1.9

284 106 95
                                    

Sekiz kişinin toplandığı akşamda haliyle ses yüksekti. Her yerden bir konuşma, bir kahkaha yükseliyor veyahut herhangi bir konu üzerinde tartıştıkları için bağırıyorlardı. Salonun bir ucunda Jisung bir ucunda Hyunjin otururken ikilinin gözleri birbirlerindeydi.

Bu ortamda pek konuşamıyorlardı gündüz yaşadıkları öpüşme için. Jisung ona sormak istiyordu, beni öptün ama beni tamamen affettin mi? Affettiysen bir isim koyalım çünkü ben dayanamıyorum, demek istiyordu.

Ara ara buluşan gözleri yine buluştuğunda Jisung elini şakaklarına yaslayıp onu izlemeye başlamış, Hyunjin ise telefonunu kapatıp kenara bıraktıktan sonra gözlerini yüzüne dikmişti.

"Bu hafta sonu," dedi Changbin. "Bana gelin, et alacağım."

Jeongin yüzünü buruşturdu. "Senden çok Hannibal Lecter enerjisi aldım, ben gelmiyorum."

"Öğk," diyen Minho izlediği dizinin görüntüsü ile hareket ederken Changbin göz devirdi. "Ağzımı bozacağım, yarrağımı ye sen."

Bu sefer Jeongin kahkaha atarken diğerleri de hafifçe gülmüştü. Jisung kolunu kaşıdı. "Aslında bana gelseniz, sizi evime davet etmek istiyorum. Yani yemek yapmayı pek beceremem ama malzemeleri alırım, beraber yaparız."

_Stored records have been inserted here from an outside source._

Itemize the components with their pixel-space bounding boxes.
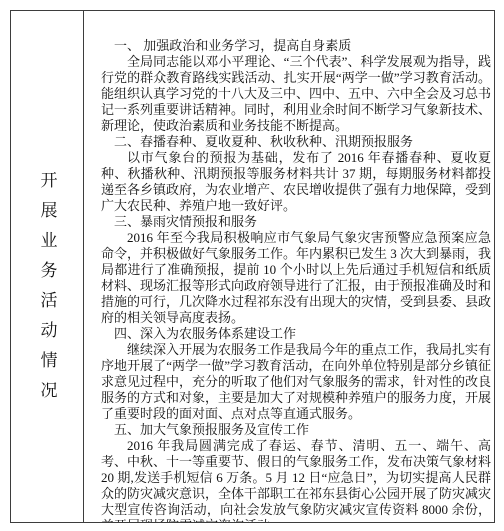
section-5-paragraph: 2016 年我局圆满完成了春运、春节、清明、五一、端午、高考、中秋、十一等重要节… <box>101 438 491 522</box>
section-1-paragraph: 全局同志能以邓小平理论、“三个代表”、科学发展观为指导，践行党的群众教育路线实践… <box>101 54 491 134</box>
sidebar-label-cell: 开展业务活动情况 <box>11 11 84 522</box>
section-4-heading: 四、深入为农服务体系建设工作 <box>101 326 491 342</box>
section-4-paragraph: 继续深入开展为农服务工作是我局今年的重点工作，我局扎实有序地开展了“两学一做”学… <box>101 342 491 422</box>
section-3-heading: 三、暴雨灾情预报和服务 <box>101 214 491 230</box>
section-4: 四、深入为农服务体系建设工作 继续深入开展为农服务工作是我局今年的重点工作，我局… <box>101 326 491 422</box>
section-5-heading: 五、加大气象预报服务及宣传工作 <box>101 422 491 438</box>
sidebar-vertical-label: 开展业务活动情况 <box>35 171 60 522</box>
section-5: 五、加大气象预报服务及宣传工作 2016 年我局圆满完成了春运、春节、清明、五一… <box>101 422 491 522</box>
section-1: 一、 加强政治和业务学习，提高自身素质 全局同志能以邓小平理论、“三个代表”、科… <box>101 38 491 134</box>
section-2: 二、春播春种、夏收夏种、秋收秋种、汛期预报服务 以市气象台的预报为基础，发布了 … <box>101 134 491 214</box>
section-2-heading: 二、春播春种、夏收夏种、秋收秋种、汛期预报服务 <box>101 134 491 150</box>
document-sheet: 开展业务活动情况 一、 加强政治和业务学习，提高自身素质 全局同志能以邓小平理论… <box>10 10 495 523</box>
document-body-cell: 一、 加强政治和业务学习，提高自身素质 全局同志能以邓小平理论、“三个代表”、科… <box>84 11 494 522</box>
section-3: 三、暴雨灾情预报和服务 2016 年至今我局积极响应市气象局气象灾害预警应急预案… <box>101 214 491 326</box>
section-3-paragraph: 2016 年至今我局积极响应市气象局气象灾害预警应急预案应急命令，并积极做好气象… <box>101 230 491 326</box>
section-2-paragraph: 以市气象台的预报为基础，发布了 2016 年春播春种、夏收夏种、秋播秋种、汛期预… <box>101 150 491 214</box>
section-1-heading: 一、 加强政治和业务学习，提高自身素质 <box>101 38 491 54</box>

Onun bu teklifi yapması diğerlerini mutlu etmişti çünkü Jisung'un evini merak ediyorlardı. İlk atlayan Felix oldu. "Ben gelirim! Yardım ederim, beraber yaparız Ji'm."

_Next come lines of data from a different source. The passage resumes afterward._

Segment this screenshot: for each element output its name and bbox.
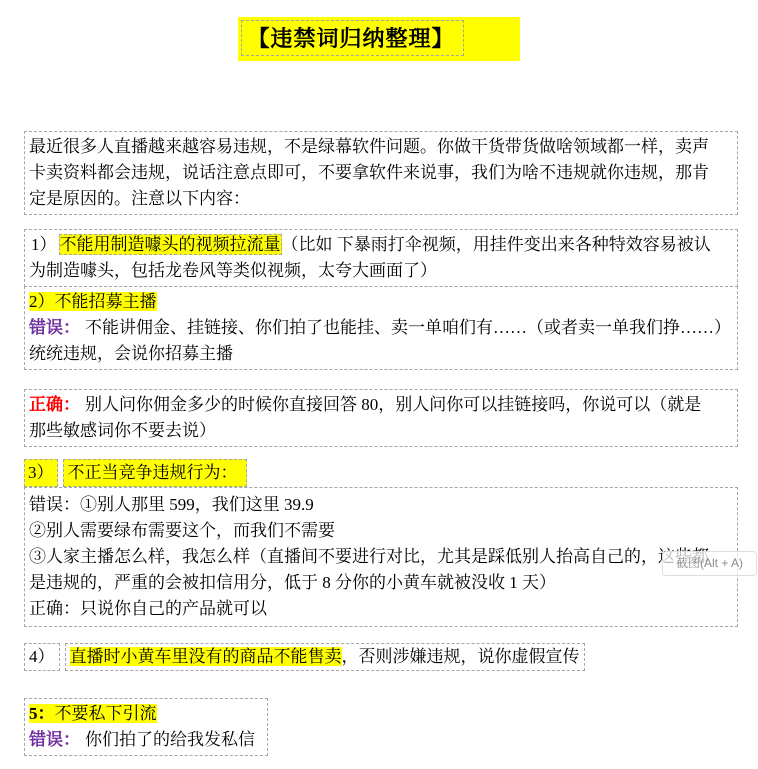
page-title: 【违禁词归纳整理】 — [241, 20, 463, 56]
title-row: 【违禁词归纳整理】 — [0, 17, 758, 61]
intro-line: 最近很多人直播越来越容易违规，不是绿幕软件问题。你做干货带货做啥领域都一样，卖声 — [29, 134, 733, 160]
correct-label: 正确： — [29, 395, 80, 414]
section-5-error-text: 你们拍了的给我发私信 — [85, 730, 255, 749]
section-2-box: 2）不能招募主播 错误：不能讲佣金、挂链接、你们拍了也能挂、卖一单咱们有……（或… — [24, 286, 738, 370]
section-2-error-text: 不能讲佣金、挂链接、你们拍了也能挂、卖一单咱们有……（或者卖一单我们挣……） — [85, 318, 731, 337]
intro-paragraph: 最近很多人直播越来越容易违规，不是绿幕软件问题。你做干货带货做啥领域都一样，卖声… — [24, 131, 738, 215]
section-3-heading-row: 3）不正当竞争违规行为： — [24, 459, 247, 487]
correct-line-1: 正确：别人问你佣金多少的时候你直接回答 80，别人问你可以挂链接吗，你说可以（就… — [29, 392, 733, 418]
section-1-highlight: 不能用制造噱头的视频拉流量 — [59, 234, 282, 255]
correct-box: 正确：别人问你佣金多少的时候你直接回答 80，别人问你可以挂链接吗，你说可以（就… — [24, 389, 738, 447]
section-3-line: ③人家主播怎么样，我怎么样（直播间不要进行对比，尤其是踩低别人抬高自己的，这些都 — [29, 544, 733, 570]
section-3-line: 是违规的，严重的会被扣信用分，低于 8 分你的小黄车就被没收 1 天） — [29, 570, 733, 596]
section-2-error-line-1: 错误：不能讲佣金、挂链接、你们拍了也能挂、卖一单咱们有……（或者卖一单我们挣……… — [29, 315, 733, 341]
section-3-line: 错误：①别人那里 599，我们这里 39.9 — [29, 492, 733, 518]
section-3-line: 正确：只说你自己的产品就可以 — [29, 596, 733, 622]
section-4-text: ，否则涉嫌违规，说你虚假宣传 — [342, 647, 580, 666]
section-5-heading: 5：不要私下引流 — [29, 704, 157, 723]
section-5-heading-line: 5：不要私下引流 — [29, 701, 255, 727]
screenshot-tooltip: 截图(Alt + A) — [662, 551, 757, 576]
intro-line: 卡卖资料都会违规，说话注意点即可，不要拿软件来说事，我们为啥不违规就你违规，那肯 — [29, 160, 733, 186]
section-1-line-2: 为制造噱头，包括龙卷风等类似视频，太夸大画面了） — [29, 258, 733, 284]
section-1-line-1: 1）不能用制造噱头的视频拉流量（比如 下暴雨打伞视频，用挂件变出来各种特效容易被… — [29, 232, 733, 258]
section-4-content: 直播时小黄车里没有的商品不能售卖，否则涉嫌违规，说你虚假宣传 — [65, 643, 585, 671]
section-1-text: （比如 下暴雨打伞视频，用挂件变出来各种特效容易被认 — [282, 235, 711, 254]
section-3-box: 错误：①别人那里 599，我们这里 39.9 ②别人需要绿布需要这个，而我们不需… — [24, 487, 738, 627]
correct-line-2: 那些敏感词你不要去说） — [29, 418, 733, 444]
intro-line: 定是原因的。注意以下内容： — [29, 186, 733, 212]
section-5-heading-text: 不要私下引流 — [55, 704, 157, 723]
section-2-heading: 2）不能招募主播 — [29, 292, 157, 311]
title-highlight: 【违禁词归纳整理】 — [238, 17, 519, 61]
error-label: 错误： — [29, 318, 80, 337]
section-2-error-line-2: 统统违规，会说你招募主播 — [29, 341, 733, 367]
section-3-heading: 不正当竞争违规行为： — [63, 459, 247, 487]
section-2-heading-line: 2）不能招募主播 — [29, 289, 733, 315]
section-1-number: 1） — [29, 232, 59, 258]
section-5-box: 5：不要私下引流 错误：你们拍了的给我发私信 — [24, 698, 268, 756]
section-4-highlight: 直播时小黄车里没有的商品不能售卖 — [70, 647, 342, 666]
section-5-number: 5： — [29, 704, 55, 723]
section-1-paragraph: 1）不能用制造噱头的视频拉流量（比如 下暴雨打伞视频，用挂件变出来各种特效容易被… — [24, 229, 738, 287]
section-3-number: 3） — [24, 459, 58, 487]
section-3-line: ②别人需要绿布需要这个，而我们不需要 — [29, 518, 733, 544]
section-4-paragraph: 4）直播时小黄车里没有的商品不能售卖，否则涉嫌违规，说你虚假宣传 — [24, 643, 585, 673]
section-4-number: 4） — [24, 643, 60, 671]
section-5-error-line: 错误：你们拍了的给我发私信 — [29, 727, 255, 753]
error-label: 错误： — [29, 730, 80, 749]
document-page: 【违禁词归纳整理】 最近很多人直播越来越容易违规，不是绿幕软件问题。你做干货带货… — [0, 0, 758, 769]
correct-text: 别人问你佣金多少的时候你直接回答 80，别人问你可以挂链接吗，你说可以（就是 — [85, 395, 701, 414]
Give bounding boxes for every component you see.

Jisung sırıttı. "Sen bir tanesin."

Felix ona öpücük atmış, "Tamam o zaman," diyen Changbin ile diğerleri de onaylamıştı. Saat iyice geçe gelirken Jisung da mutluydu. Onlarla eskisi gibi olmak mutlu ediyordu, gerçek dostlarına tekrar kavuşmak iyi hissettiriyordu.

Geriye ise tek bir şey kalmıştı; sevgilisine kavuşmak.

Herkes yavaştan ayaklanırken Jisung, Hyunjin'i bekliyordu. "Ben de gideyim," diyen Hyunjin ile beraber "Ben de," diyerek atladı. Minho esnedi. "Tamam veletler."

"Otuz yaşımıza gireceğiz ama sen bilirsin."

"Veletsin yani."

Jisung göz devirince Hyunjin ikisine gülmüş, ceketini almak için yürümüştü. Jisung da üstüne hırkasını giyip kulaklığını boynuna yerleştirdi, Minho ve Chan ile vedalaşmışlar, kapı kapanınca ise yalnız kalmışlardı.

"Biraz konuşalım mı?" diyerek ilk adımı atan Jisung oldu. Hyunjin'in bir adım atmayacağını biliyordu, Hyunjin'in gerçekten ona geleceğini de sanmıyordu bugüne kadar ama bugün ona ümit vermişti.

Elleri üstündeki blazer ceketin ceplerinde olan Hyunjin kafa salladı. "Konuşalım."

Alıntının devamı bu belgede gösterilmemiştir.